The figures also show there were 2,000 more domestic burglaries reported across Hampshire compared to last year - a rate of more than five per day.

Violent crime jumped from 44,261 to 51,684, while reports of sexual related crimes increased from 4,115 to 5,199.

However drug related crime has dipped – which police say is down to the success of its “tough stance” through Operation Fortress.

Commenting on the statistics, Hampshire Police and Crime Commissioner, Michael Lane, said: “I want to start by reassuring everyone that we are fortunate to very largely live in a safe area.

“That the statistics show some rises in crime are real: Better recording and confidence to report are good things, but the rise in violent crime is an issue for communities and all partners in keeping us safer.

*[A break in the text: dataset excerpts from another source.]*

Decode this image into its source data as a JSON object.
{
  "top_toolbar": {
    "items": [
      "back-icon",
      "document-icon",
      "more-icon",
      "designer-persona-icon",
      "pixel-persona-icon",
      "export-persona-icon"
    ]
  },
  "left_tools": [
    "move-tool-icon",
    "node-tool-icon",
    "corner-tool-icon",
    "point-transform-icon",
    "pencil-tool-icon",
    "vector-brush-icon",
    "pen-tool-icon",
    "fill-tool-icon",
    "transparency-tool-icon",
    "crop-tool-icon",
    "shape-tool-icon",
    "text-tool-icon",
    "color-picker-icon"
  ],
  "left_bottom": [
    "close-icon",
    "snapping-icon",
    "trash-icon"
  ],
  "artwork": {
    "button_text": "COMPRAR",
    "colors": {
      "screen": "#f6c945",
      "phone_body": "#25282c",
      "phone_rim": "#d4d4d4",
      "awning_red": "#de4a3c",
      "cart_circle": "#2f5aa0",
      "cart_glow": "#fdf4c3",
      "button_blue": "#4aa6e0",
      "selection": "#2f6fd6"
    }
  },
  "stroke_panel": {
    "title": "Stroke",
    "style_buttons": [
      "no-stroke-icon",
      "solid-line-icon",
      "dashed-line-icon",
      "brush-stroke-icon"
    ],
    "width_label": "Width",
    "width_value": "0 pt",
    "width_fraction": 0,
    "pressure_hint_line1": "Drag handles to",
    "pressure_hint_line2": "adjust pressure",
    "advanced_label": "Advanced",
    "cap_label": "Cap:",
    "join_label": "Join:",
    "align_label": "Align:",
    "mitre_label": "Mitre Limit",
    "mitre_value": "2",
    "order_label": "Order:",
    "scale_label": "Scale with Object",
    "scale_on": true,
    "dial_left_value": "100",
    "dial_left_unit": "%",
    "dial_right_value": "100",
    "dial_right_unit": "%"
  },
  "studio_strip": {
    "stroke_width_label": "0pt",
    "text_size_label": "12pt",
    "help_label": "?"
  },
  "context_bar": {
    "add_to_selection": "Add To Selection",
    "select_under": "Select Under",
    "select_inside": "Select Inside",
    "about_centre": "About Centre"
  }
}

Mr Lane said that theft remained a concern, but said the priority would remain on keeping people safe.

He added: “I have made the case for a fairer national funding formula, which would help.But the economic pressures remain very challenging.”

Hampshire Constabulary’s Detective chief superintendent Stuart Murray said an increase in reporting of crime should not be seen as a negative.

He added: “It may be a reflection that the public have greater confidence in coming forward to speak to us and we welcome that.

“We are continuing to focus on those crimes that cause the most harm to people and most importantly, we are listening to our victims and investigating thoroughly.”